The \(V_{19.5}\) value can be converted into the more standard parameter, \(V_{10}\) (i.e., the wind speed at a 10 m elevation) by representing wind speed as a function of height, V(z), as a classical von Karman logarithmic atmospheric boundary layer profile, which yields the relationship, \(V_{19.5} \simeq V_{10} (19.5/10)^{1/7}\simeq 1.10 V_{10}\). Figure 24 shows an example of a directional PM spectrum computed for \(V_{10}=10\) m/s.

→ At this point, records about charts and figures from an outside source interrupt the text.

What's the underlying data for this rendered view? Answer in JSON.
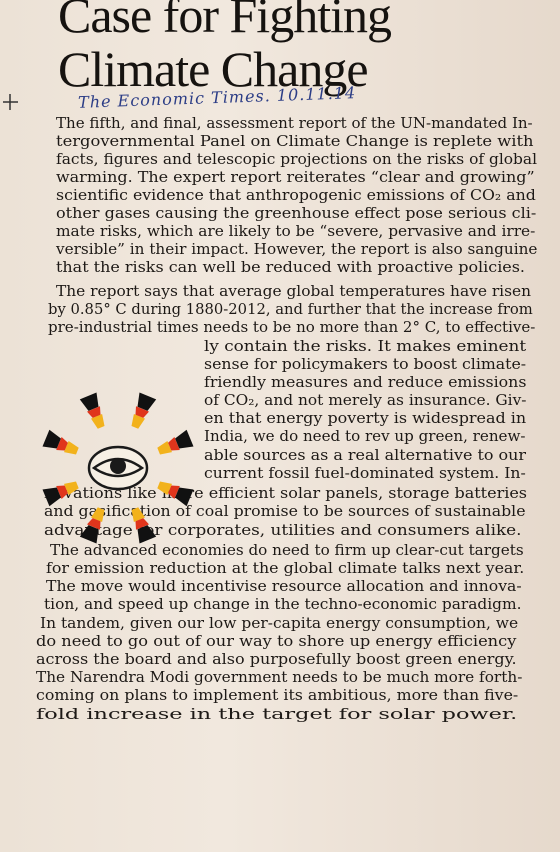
{
  "article": {
    "headline": [
      "Case for Fighting",
      "Climate Change"
    ],
    "handwritten_note": "The Economic Times. 10.11.14",
    "lines": [
      "The fifth, and final, assessment report of the UN-mandated In-",
      "tergovernmental Panel on Climate Change is replete with",
      "facts, figures and telescopic projections on the risks of global",
      "warming. The expert report reiterates “clear and growing”",
      "scientific evidence that anthropogenic emissions of CO₂ and",
      "other gases causing the greenhouse effect pose serious cli-",
      "mate risks, which are likely to be “severe, pervasive and irre-",
      "versible” in their impact. However, the report is also sanguine",
      "that the risks can well be reduced with proactive policies.",
      "The report says that average global temperatures have risen",
      "by 0.85° C during 1880-2012, and further that the increase from",
      "pre-industrial times needs to be no more than 2° C, to effective-",
      "ly contain the risks. It makes eminent",
      "sense for policymakers to boost climate-",
      "friendly measures and reduce emissions",
      "of CO₂, and not merely as insurance. Giv-",
      "en that energy poverty is widespread in",
      "India, we do need to rev up green, renew-",
      "able sources as a real alternative to our",
      "current fossil fuel-dominated system. In-",
      "novations like more efficient solar panels, storage batteries",
      "and gasification of coal promise to be sources of sustainable",
      "advantage for corporates, utilities and consumers alike.",
      "The advanced economies do need to firm up clear-cut targets",
      "for emission reduction at the global climate talks next year.",
      "The move would incentivise resource allocation and innova-",
      "tion, and speed up change in the techno-economic paradigm.",
      "In tandem, given our low per-capita energy consumption, we",
      "do need to go out of our way to shore up energy efficiency",
      "across the board and also purposefully boost green energy.",
      "The Narendra Modi government needs to be much more forth-",
      "coming on plans to implement its ambitious, more than five-",
      "fold increase in the target for solar power."
    ]
  },
  "colors": {
    "ink": "#1e1a17",
    "annotation_ink": "#2c3d86",
    "emblem_red": "#e0351c",
    "emblem_yellow": "#f2b21c"
  }
}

In deep water, the significant wave height corresponding to a given spectrum is obtained as a function of the zero-th moment of the spectral energy density, that is,

$$\begin{aligned} H_s = 4 \left\{ \int \int \Psi (K_x,K_y) {\text {d}}K_x\,{\text {d}}K_y \right\} ^{\frac{1}{2}} \end{aligned}$$

(52)

For the PM spectrum in Fig. 24, we find \(H_s = 1.71\) m, with \(K_p=0.0493\) m\(^{-1}\) or \(L_p = 127.4\) m, and in deep water (see Eq. 2), \(T_p = 9.04\) s.

Fig. 24

Directional PM energy density spectrum (expressed in dB) for a wind speed \(V_{10}=10\) m/s, with \(s=5\), \(\xi =0.1\) and \(\theta _p = 0^\circ \), which corresponds to, \(H_s=1.71\) m and \(T_p=9.04\) s

Appendix 2: Second-Order Bragg Kernel and Radar Scattering

The second-order Bragg kernel is given by

$$\begin{aligned} {\mathbb {B}}_2^{\epsilon _1,\epsilon _2}({\varvec{K}}_1,{\varvec{K}}_2)={\mathbb {B}}_1\left( \Gamma _e({\varvec{K}}_1,{\varvec{K}}_2)+\Gamma _h^{\epsilon _1,\epsilon _2}({\varvec{K}}_1,{\varvec{K}}_2)\right) , \end{aligned}$$

(53)

in which \(\Gamma _e\) is the electromagnetic, and \(\Gamma _h^{\epsilon _1,\epsilon _2}\) the hydrodynamic, coupling coefficient. The latter is defined as

$$\begin{aligned} \Gamma _h^{\epsilon _1,\epsilon _2}({\varvec{K}}_1,{\varvec{K}}_2)&= \frac{1}{2}\left[ K_1 +K_2+ \frac{g}{\omega _1 \omega _2} (K_1 K_2-\varvec{{\varvec{K}}_1}\cdot \varvec{{\varvec{K}}_2})\right. \nonumber \\&\quad \times \left. \left( \frac{\sqrt{g|\varvec{K}_1+\varvec{K}_2|}+(\omega _1 + \omega _2)^2}{\sqrt{g|{\varvec{K}}_1+{\varvec{K}}_2|}-(\omega _1 + \omega _2)^2}\right) \right] , \end{aligned}$$

(54)

with \(\omega _1=\epsilon _1\sqrt{gK_1}\) and \(\omega _2=\epsilon _1\sqrt{gK_2}\) and the former is defined as

$$\begin{aligned} \Gamma _{e}({\varvec{K}}_1,{\varvec{K}}_2)=\frac{(\varvec{{\varvec{K}}_1}\cdot \varvec{{\varvec{u}}_i})(\varvec{{\varvec{K}}_2}\cdot \varvec{({\varvec{K}}_1-K_0{\varvec{u_i}})}}{2K_0{\text {cos}}^2(\phi _{bi})\left( \sqrt{\varvec{{\varvec{K}}_1}\cdot \varvec{({\varvec{K}}_1-2K_0{\varvec{u}}_i)}}+iK_0\Delta \right) }, \end{aligned}$$

(55)

where \({\varvec{u_i}}\) is an unit vector from pointing from the transmitter to the radar cell, \(\Delta \) is the normalized surface impedance, and \(\phi _{bi}\) is the bistatic angle (equal to zero in the monostatic case). See the appendix in Grosdidier et al. (2014) for more details.